We must agree with the trial court‘s conclusion that no showing was made of mistake, inadvertence, surprise, or excusable neglect. There was neglect of the appellant but it was not excusable.
Appellant contends that the trial court abused its discretion in refusing to vacate the default judgment because appellant‘s attorney made an honest mistake of law, namely, Babcock‘s assumption that the federal court‘s order approving the petition of appellant in a Chapter X Bankruptcy Act Reorganization stayed all proceedings at law against appellant. Such order, however, stayed only proceedings to enforce liens against the debtor‘s property, bankruptcy and receivership proceedings, and mortgage foreclosures.
No costs are allowed.
MCNAMEE, J., concurs.
THOMPSON, J., concurring:
I concur, but wish specifically to direct attention to Canon 25 of the Canons of Professional Ethics. It reads in part: “A lawyer should not ignore known customs or practice of the Bar * * * even when the law permits, without giving timely notice to the opposing counsel.”1 It is the practice among members of the Nevada Bar for an attorney, who knows that a defaulting adverse party is represented by counsel in the pending case, to give notice of intention to have default entered. Twenty-one days after the defendant had been served with process, Mr. Martillaro was told (among other things) by Mr.
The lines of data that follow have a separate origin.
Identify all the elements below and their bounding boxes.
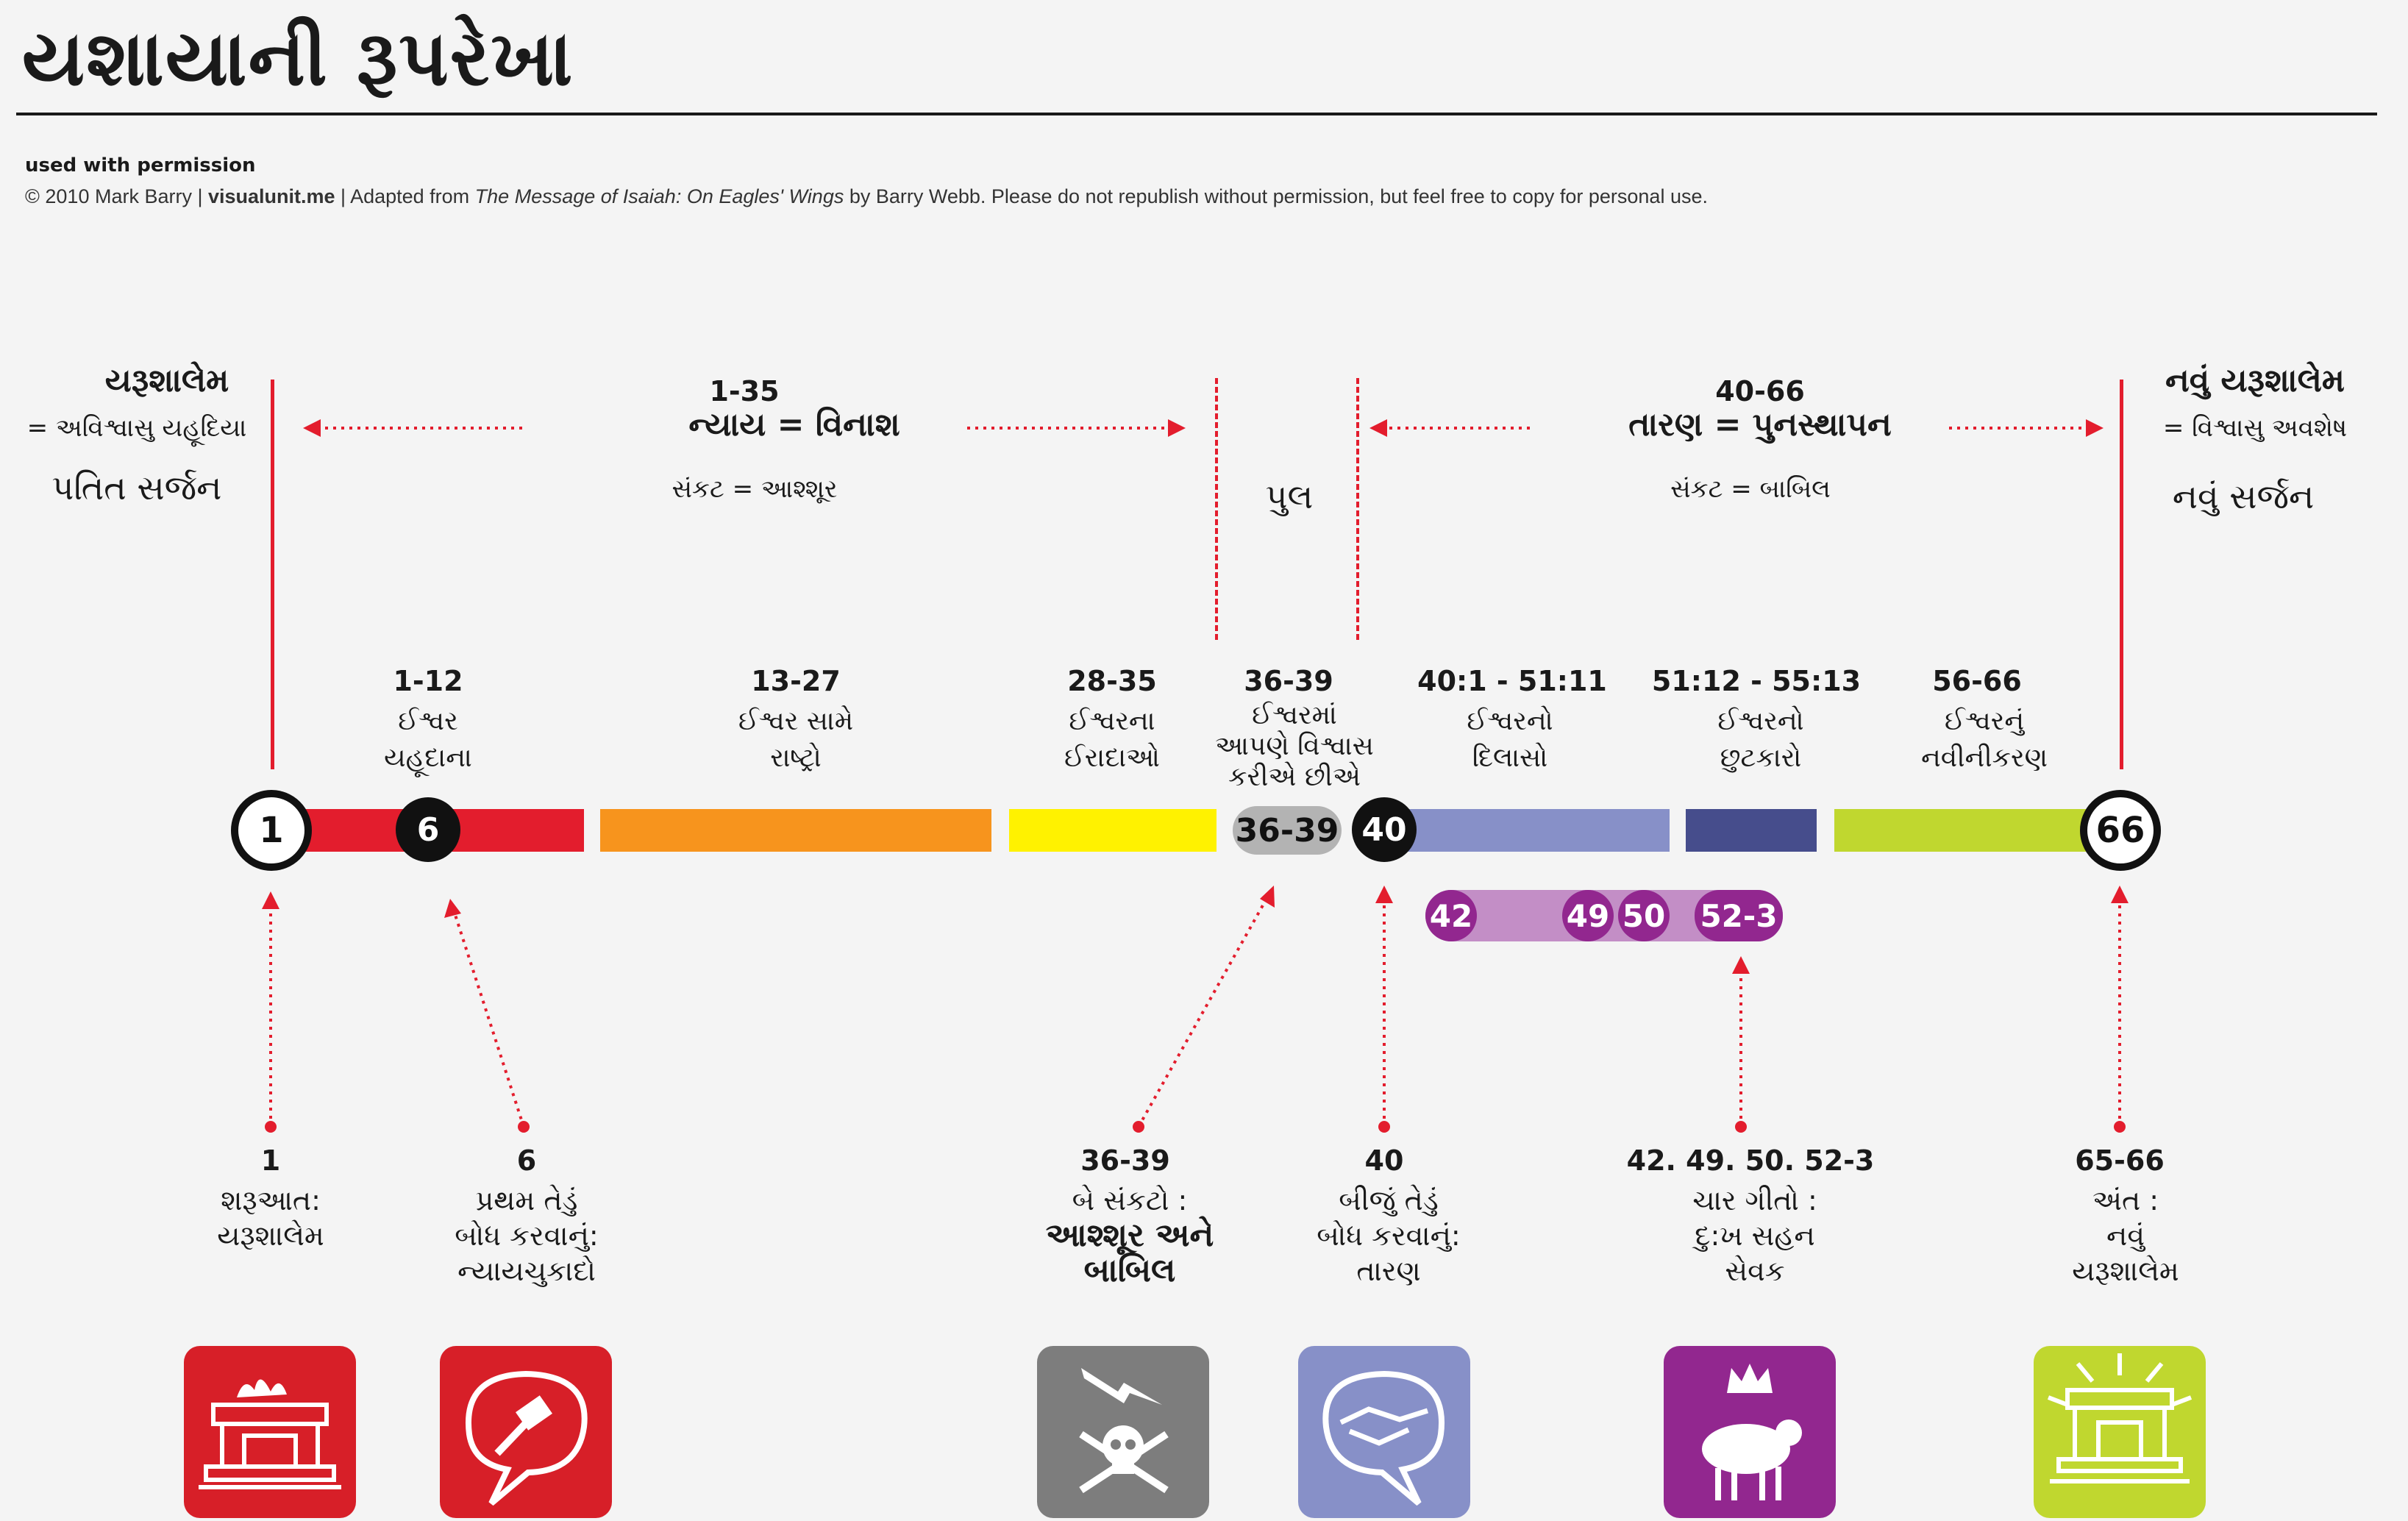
subnode-49: 49: [1562, 890, 1614, 941]
title-rule: [16, 113, 2377, 115]
radiant-temple-icon: [2034, 1346, 2206, 1518]
segment-name-2: ઈશ્વર સામે રાષ્ટ્રો: [738, 706, 854, 773]
bar-nations: [600, 809, 991, 852]
right-head: નવું યરૂશાલેમ: [2165, 362, 2345, 399]
salvation-sub: સંકટ = બાબિલ: [1670, 474, 1831, 504]
bottom-num-1: 1: [260, 1144, 281, 1177]
node-66: 66: [2080, 790, 2161, 871]
bridge-label: પુલ: [1265, 477, 1314, 516]
subnode-52-3: 52-3: [1695, 890, 1783, 941]
bottom-num-4: 40: [1364, 1144, 1404, 1177]
segment-num-3: 28-35: [1067, 665, 1157, 697]
salvation-num: 40-66: [1715, 375, 1805, 407]
segment-num-5: 40:1 - 51:11: [1417, 665, 1607, 697]
node-36-39: 36-39: [1233, 806, 1342, 855]
gavel-speech-icon: [440, 1346, 612, 1518]
handshake-speech-icon: [1298, 1346, 1470, 1518]
bridge-dash-left: [1215, 378, 1218, 640]
segment-num-7: 56-66: [1932, 665, 2022, 697]
temple-fire-icon: [184, 1346, 356, 1518]
bottom-text-1: શરૂઆત: યરૂશાલેમ: [217, 1184, 324, 1252]
segment-name-3: ઈશ્વરના ઈરાદાઓ: [1064, 706, 1160, 773]
crown-lamb-icon: [1664, 1346, 1836, 1518]
segment-name-4: ઈશ્વરમાં આપણે વિશ્વાસ કરીએ છીએ: [1215, 700, 1374, 792]
segment-name-5: ઈશ્વરનો દિલાસો: [1467, 706, 1553, 773]
node-6: 6: [396, 797, 460, 862]
subnode-42: 42: [1425, 890, 1477, 941]
subnode-50: 50: [1618, 890, 1670, 941]
bottom-num-6: 65-66: [2075, 1144, 2165, 1177]
end-line: [2120, 380, 2123, 769]
left-sub: = અવિશ્વાસુ યહૂદિયા: [26, 413, 247, 443]
right-big: નવું સર્જન: [2172, 477, 2315, 516]
left-big: પતિત સર્જન: [51, 468, 222, 507]
credit-line: © 2010 Mark Barry | visualunit.me | Adap…: [25, 185, 1708, 208]
judgment-num: 1-35: [709, 375, 780, 407]
segment-name-1: ઈશ્વર યહૂદાના: [384, 706, 472, 773]
bottom-num-5: 42. 49. 50. 52-3: [1626, 1144, 1875, 1177]
segment-num-4: 36-39: [1244, 665, 1333, 697]
segment-num-1: 1-12: [393, 665, 463, 697]
segment-name-6: ઈશ્વરનો છુટકારો: [1717, 706, 1804, 773]
judgment-sub: સંકટ = આશ્શૂર: [672, 474, 838, 504]
bottom-num-2: 6: [516, 1144, 537, 1177]
node-1: 1: [231, 790, 312, 871]
bottom-text-2: પ્રથમ તેડું બોધ કરવાનું: ન્યાયચુકાદો: [455, 1184, 599, 1287]
bridge-dash-right: [1356, 378, 1359, 640]
permission-note: used with permission: [25, 154, 256, 177]
segment-name-7: ઈશ્વરનું નવીનીકરણ: [1920, 706, 2048, 773]
skull-lightning-icon: [1037, 1346, 1209, 1518]
credit-site: visualunit.me: [208, 185, 335, 207]
bottom-num-3: 36-39: [1080, 1144, 1170, 1177]
bottom-text-3: બે સંકટો : આશ્શૂર અને બાબિલ: [1045, 1184, 1214, 1289]
bar-comfort: [1384, 809, 1670, 852]
credit-suffix: by Barry Webb. Please do not republish w…: [844, 185, 1708, 207]
right-sub: = વિશ્વાસુ અવશેષ: [2162, 413, 2348, 443]
judgment-head: ન્યાય = વિનાશ: [688, 406, 900, 444]
credit-mid: | Adapted from: [335, 185, 475, 207]
node-40: 40: [1352, 797, 1417, 862]
credit-book: The Message of Isaiah: On Eagles' Wings: [474, 185, 844, 207]
page-title: યશાયાની રૂપરેખા: [22, 13, 574, 103]
segment-num-2: 13-27: [751, 665, 841, 697]
segment-num-6: 51:12 - 55:13: [1651, 665, 1862, 697]
bottom-text-4: બીજું તેડું બોધ કરવાનું: તારણ: [1317, 1184, 1461, 1287]
bar-deliverance: [1686, 809, 1817, 852]
left-head: યરૂશાલેમ: [104, 362, 229, 399]
bottom-text-6: અંત : નવું યરૂશાલેમ: [2072, 1184, 2179, 1287]
bar-purposes: [1009, 809, 1217, 852]
bar-renewal: [1834, 809, 2120, 852]
bottom-text-5: ચાર ગીતો : દુ:ખ સહન સેવક: [1692, 1184, 1817, 1287]
start-line: [271, 380, 274, 769]
salvation-head: તારણ = પુનસ્થાપન: [1628, 406, 1892, 444]
credit-prefix: © 2010 Mark Barry |: [25, 185, 208, 207]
Babcock that he (Babcock) had been engaged to represent the defendant. On that very day the defendant‘s default was entered without notice to Mr. Babcock. If the record on appeal could be read to show that Mr. Babcock relied upon the custom and practice referred to, I would not hesitate to find such reliance excusable. In such case, I would consider Hotel Last Frontier v. Frontier Properties, 79 Nev. 150, 380 P.2d 293, sufficiently on point to be controlling. However, the record before us does not show that Mr. Babcock failed to enter an appearance for the defendant because of an assumption that a default would not be entered without notice.